Broadly speaking, policy is everything that is not a consensus. The set of rules that determine whether a block is valid is consensus. Everything else: how blocks are relayed, whether a cache of unconfirmed transactions is used to speed up transmission and verification, and how unconfirmed transactions are propagated through the network are policies. for example:

  • The transaction is void due to: bitcoin consensus When the sum of output values ​​is greater than the sum of input values. (That is, the fee is less than 0.)
  • The transaction is void due to: Bitcoin Core Standard If there is a fee lower than 1sat/vbyte, follow the rules.
  • Sending unconfirmed transactions with more than 25 unconfirmed parent items violates the following: Bitcoin Core Policy rule.

A mempool policy is a set of rules that describe the validity of a transaction from the perspective of a node’s mempool.
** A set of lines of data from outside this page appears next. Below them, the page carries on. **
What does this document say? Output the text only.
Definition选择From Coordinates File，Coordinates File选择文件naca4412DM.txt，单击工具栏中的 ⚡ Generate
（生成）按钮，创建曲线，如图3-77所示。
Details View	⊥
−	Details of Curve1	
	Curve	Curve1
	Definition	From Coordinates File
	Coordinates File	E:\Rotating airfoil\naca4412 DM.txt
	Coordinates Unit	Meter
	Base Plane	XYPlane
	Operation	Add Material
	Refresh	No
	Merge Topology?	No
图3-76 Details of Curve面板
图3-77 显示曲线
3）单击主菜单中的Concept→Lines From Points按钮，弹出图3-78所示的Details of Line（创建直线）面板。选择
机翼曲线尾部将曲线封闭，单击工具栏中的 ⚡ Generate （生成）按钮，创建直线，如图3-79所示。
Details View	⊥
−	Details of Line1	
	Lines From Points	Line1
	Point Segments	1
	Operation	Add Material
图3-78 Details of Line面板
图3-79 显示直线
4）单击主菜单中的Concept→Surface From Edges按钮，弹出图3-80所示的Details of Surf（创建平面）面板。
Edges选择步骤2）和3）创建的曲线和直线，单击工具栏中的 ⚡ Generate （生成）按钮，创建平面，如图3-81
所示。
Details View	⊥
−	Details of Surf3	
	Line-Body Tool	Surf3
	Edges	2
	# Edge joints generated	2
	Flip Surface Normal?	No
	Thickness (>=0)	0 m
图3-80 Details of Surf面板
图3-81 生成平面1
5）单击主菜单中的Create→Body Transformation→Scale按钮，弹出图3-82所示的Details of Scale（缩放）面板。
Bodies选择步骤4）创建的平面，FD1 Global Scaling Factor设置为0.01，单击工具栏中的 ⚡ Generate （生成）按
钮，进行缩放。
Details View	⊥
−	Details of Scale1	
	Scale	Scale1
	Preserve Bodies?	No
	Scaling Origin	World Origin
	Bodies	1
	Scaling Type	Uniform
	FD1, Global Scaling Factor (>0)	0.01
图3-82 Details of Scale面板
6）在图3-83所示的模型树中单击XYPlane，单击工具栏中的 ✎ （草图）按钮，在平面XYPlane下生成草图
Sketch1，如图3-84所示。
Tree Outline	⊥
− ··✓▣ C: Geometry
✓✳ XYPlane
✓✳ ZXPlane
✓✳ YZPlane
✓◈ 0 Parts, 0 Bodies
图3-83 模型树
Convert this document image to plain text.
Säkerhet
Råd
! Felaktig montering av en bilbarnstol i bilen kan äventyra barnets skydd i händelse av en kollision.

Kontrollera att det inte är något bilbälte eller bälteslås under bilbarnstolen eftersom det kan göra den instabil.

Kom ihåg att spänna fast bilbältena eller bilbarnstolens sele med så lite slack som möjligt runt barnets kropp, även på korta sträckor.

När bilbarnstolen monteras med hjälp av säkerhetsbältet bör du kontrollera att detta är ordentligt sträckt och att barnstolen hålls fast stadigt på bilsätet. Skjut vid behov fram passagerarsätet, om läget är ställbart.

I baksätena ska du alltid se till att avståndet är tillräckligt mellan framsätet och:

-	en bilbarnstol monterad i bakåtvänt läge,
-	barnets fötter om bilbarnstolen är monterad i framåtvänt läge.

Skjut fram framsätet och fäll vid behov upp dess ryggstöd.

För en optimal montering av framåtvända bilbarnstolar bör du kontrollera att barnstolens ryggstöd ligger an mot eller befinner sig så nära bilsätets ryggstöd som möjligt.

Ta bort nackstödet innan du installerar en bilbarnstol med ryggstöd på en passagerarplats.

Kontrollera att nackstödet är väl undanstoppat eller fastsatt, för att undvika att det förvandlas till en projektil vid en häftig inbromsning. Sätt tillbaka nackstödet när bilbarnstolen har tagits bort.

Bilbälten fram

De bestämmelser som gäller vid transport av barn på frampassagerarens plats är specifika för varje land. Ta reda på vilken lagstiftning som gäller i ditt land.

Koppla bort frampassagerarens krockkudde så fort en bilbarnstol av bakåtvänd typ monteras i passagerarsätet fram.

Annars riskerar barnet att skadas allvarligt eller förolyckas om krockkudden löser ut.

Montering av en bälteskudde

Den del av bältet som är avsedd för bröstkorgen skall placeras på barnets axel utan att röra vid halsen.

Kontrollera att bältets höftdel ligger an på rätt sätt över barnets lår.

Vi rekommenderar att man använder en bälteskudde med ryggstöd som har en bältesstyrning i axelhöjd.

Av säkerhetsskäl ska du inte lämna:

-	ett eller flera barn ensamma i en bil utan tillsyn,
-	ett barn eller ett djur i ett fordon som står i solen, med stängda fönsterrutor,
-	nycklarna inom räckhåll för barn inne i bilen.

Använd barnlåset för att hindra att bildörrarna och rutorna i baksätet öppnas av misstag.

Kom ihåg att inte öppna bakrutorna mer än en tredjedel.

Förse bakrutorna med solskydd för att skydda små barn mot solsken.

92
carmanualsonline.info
Perhaps the biggest difference from the standard is that it is contextual. Unconfirmed transactions may be valid according to the standard (and therefore consensus), but will still be rejected by the node’s mempool. The ancestral rule above is one such example.

However, mempools are not the only area where policy rules apply. Transaction relay, for example, is another. For example, the maximum number of transactions a node requests or announces per peer is often called a policy.

Finally, while policies may vary from node to node, not all rules are equally important. For example, a node may choose not to store and relay unconfirmed transactions that store data. OP_RETURN It outputs unconfirmed transactions or does not store and forward them at all and is still part of the network. However, you can think of some ridiculous policies a node could have (e.g. only peer finding and/or block forwarding via its own custom protocol). In this case, even if you implement all the consensus rules, you will hardly be able to keep up with the network. And in between are the corresponding expectations you might have of your network.


This is an attempted answer. In Bitcoin, terminology is notoriously confusing and people can have different views on what “policy” represents. This is just the definition I used (I used it without the spelling, thank you for asking), but I found it useful when discussing related issues with other Bitcoin developers.